Bronzes

From clay to bronze ...

When my sculptures are finished, they leave my cavern for other places, other large workshops where the work is undertaken in a team, the foundries. There the sculptures are molded. The wax is removed from the molds which are then touched up and coated. The molten bronze (a mix of copper and tin), is injected into the cylinders or shells according to the techniques. On the whole an atmosphere of fire and dust where strange helmeted Vulcans, armed with instruments of torture, preside over the birth of bears and elephants. Then comes the demolding, the most cursed task of all when the mold is broken and the raw cast is cleaned for hours with a pneumatic drill or a power hose. The chasing and finally the patina are the stages where I assume my role to the full. Entrusting your creations to others is delicate and I have to be present constantly. So, many hours, exchanges with the chasers and the patiners and verification are needed to arrive at the final
result.


Moreover, a very ancient technique : The Antikythera Ephebe, (the bronze statue of a youth which is in the National Archeological Museum in Athens) dates from the 4th century BC and the freighter which transported it from Greece to Rome sank around 90 BC. So even at that time there was a collector (or an art dealer)? who had the sculpture transported to decorate his villa.

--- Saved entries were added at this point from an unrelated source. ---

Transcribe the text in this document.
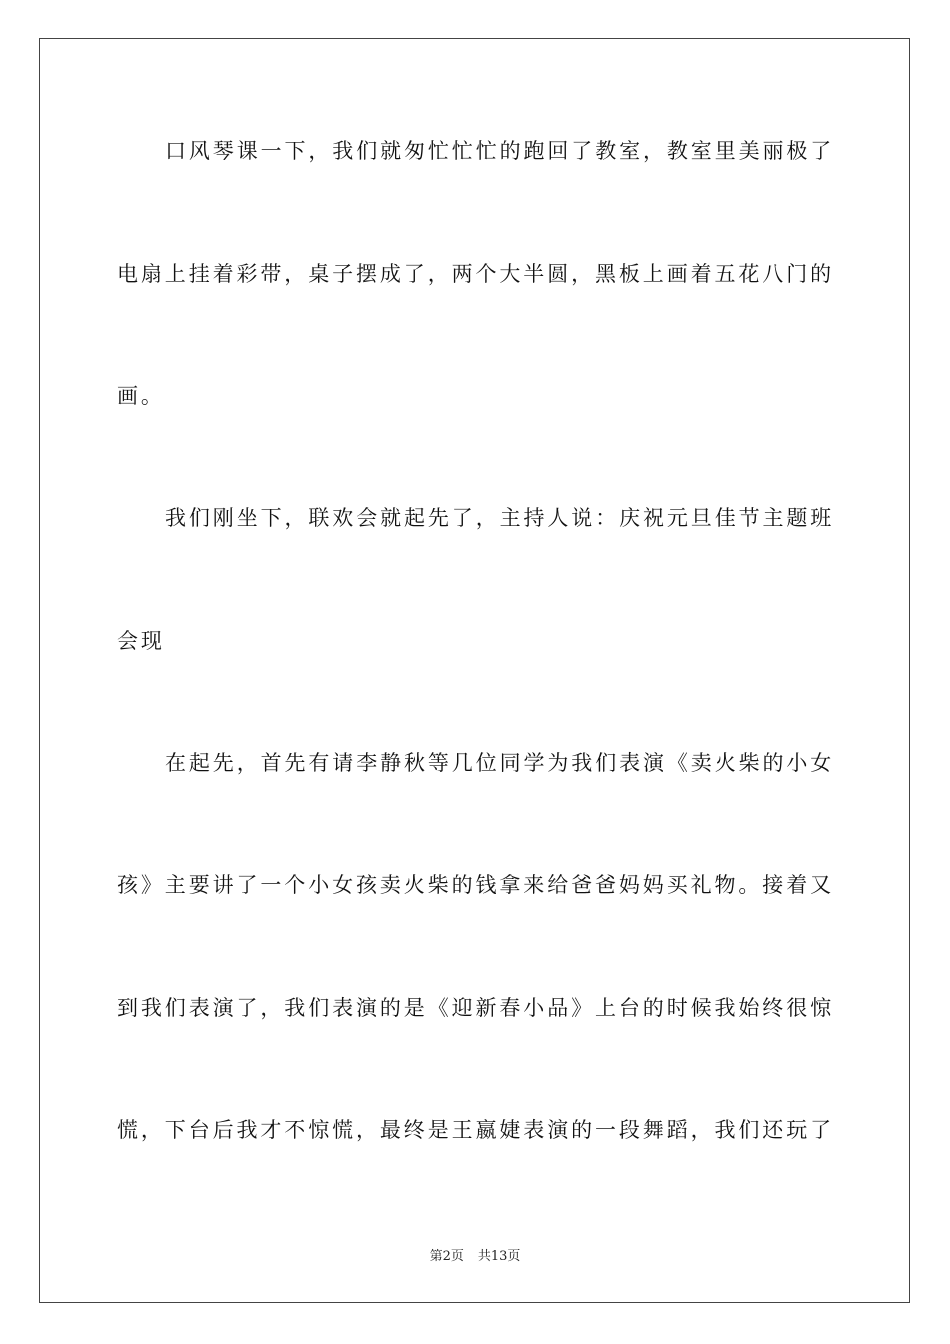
口风琴课一下，我们就匆忙忙忙的跑回了教室，教室里美丽极了
电扇上挂着彩带，桌子摆成了，两个大半圆，黑板上画着五花八门的
画。
我们刚坐下，联欢会就起先了，主持人说：庆祝元旦佳节主题班
会现
在起先，首先有请李静秋等几位同学为我们表演《卖火柴的小女
孩》主要讲了一个小女孩卖火柴的钱拿来给爸爸妈妈买礼物。接着又
到我们表演了，我们表演的是《迎新春小品》上台的时候我始终很惊
慌，下台后我才不惊慌，最终是王嬴婕表演的一段舞蹈，我们还玩了
第2页 共13页
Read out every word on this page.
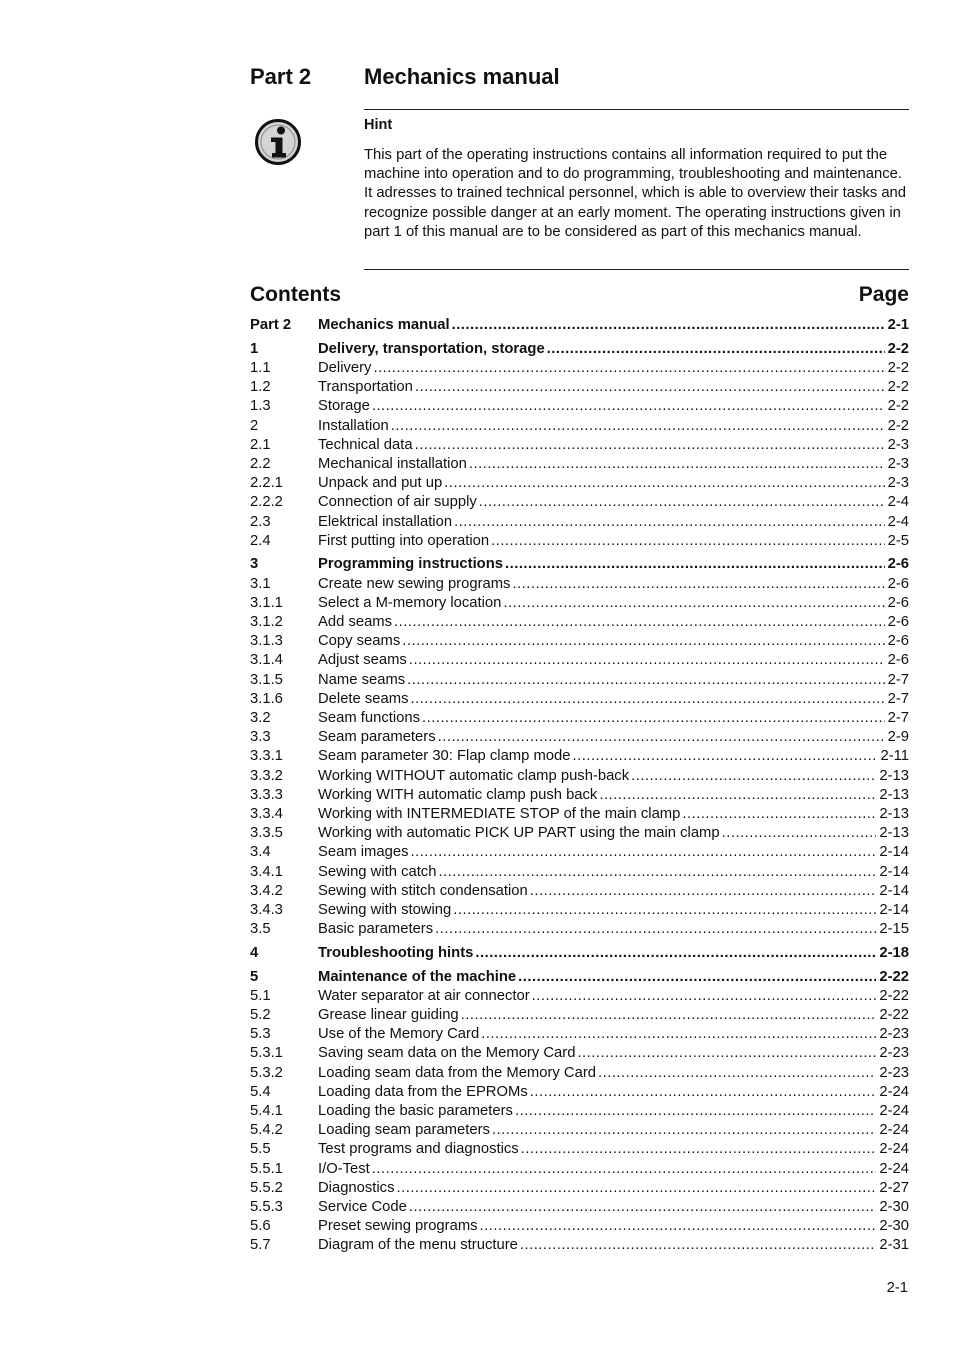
Part 2 Mechanics manual
Hint
This part of the operating instructions contains all information required to put the machine into operation and to do programming, troubleshooting and maintenance. It adresses to trained technical personnel, which is able to overview their tasks and recognize possible danger at an early moment. The operating instructions given in part 1 of this manual are to be considered as part of this mechanics manual.
Contents	Page
Part 2 Mechanics manual .....	2-1
1	Delivery, transportation, storage .....	2-2
1.1	Delivery .....	2-2
1.2	Transportation .....	2-2
1.3	Storage .....	2-2
2	Installation .....	2-2
2.1	Technical data .....	2-3
2.2	Mechanical installation .....	2-3
2.2.1 Unpack and put up .....	2-3
2.2.2 Connection of air supply .....	2-4
2.3	Elektrical installation .....	2-4
2.4	First putting into operation .....	2-5
3	Programming instructions .....	2-6
3.1	Create new sewing programs .....	2-6
3.1.1 Select a M-memory location .....	2-6
3.1.2 Add seams .....	2-6
3.1.3 Copy seams .....	2-6
3.1.4 Adjust seams .....	2-6
3.1.5 Name seams .....	2-7
3.1.6 Delete seams .....	2-7
3.2	Seam functions .....	2-7
3.3	Seam parameters .....	2-9
3.3.1 Seam parameter 30: Flap clamp mode .....	2-11
3.3.2 Working WITHOUT automatic clamp push-back .....	2-13
3.3.3 Working WITH automatic clamp push back .....	2-13
3.3.4 Working with INTERMEDIATE STOP of the main clamp .....	2-13
3.3.5 Working with automatic PICK UP PART using the main clamp .....	2-13
3.4	Seam images .....	2-14
3.4.1 Sewing with catch .....	2-14
3.4.2 Sewing with stitch condensation .....	2-14
3.4.3 Sewing with stowing .....	2-14
3.5	Basic parameters .....	2-15
4	Troubleshooting hints .....	2-18
5	Maintenance of the machine .....	2-22
5.1	Water separator at air connector .....	2-22
5.2	Grease linear guiding .....	2-22
5.3	Use of the Memory Card .....	2-23
5.3.1 Saving seam data on the Memory Card .....	2-23
5.3.2 Loading seam data from the Memory Card .....	2-23
5.4	Loading data from the EPROMs .....	2-24
5.4.1 Loading the basic parameters .....	2-24
5.4.2 Loading seam parameters .....	2-24
5.5	Test programs and diagnostics .....	2-24
5.5.1 I/O-Test .....	2-24
5.5.2 Diagnostics .....	2-27
5.5.3 Service Code .....	2-30
5.6	Preset sewing programs .....	2-30
5.7	Diagram of the menu structure .....	2-31
2-1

In the history of art there is inscription, as well as symbolism, such as the doe at the foot of the bronze bells of Notre Dame. Current legislation limits each edition to 12 copies (numbered from 1 to 8 and artist proofs from 1 to 4 in Roman numerals), marked with the stamp of the foundry and so contributes to making each copy a unique work. Quite often I am asked for pieces for special occasions, such as births or other important events, and I like to think that they will accompany the recipient his or her whole life. This allows my work to be permanent, in sharp contrast to our current throw-away society.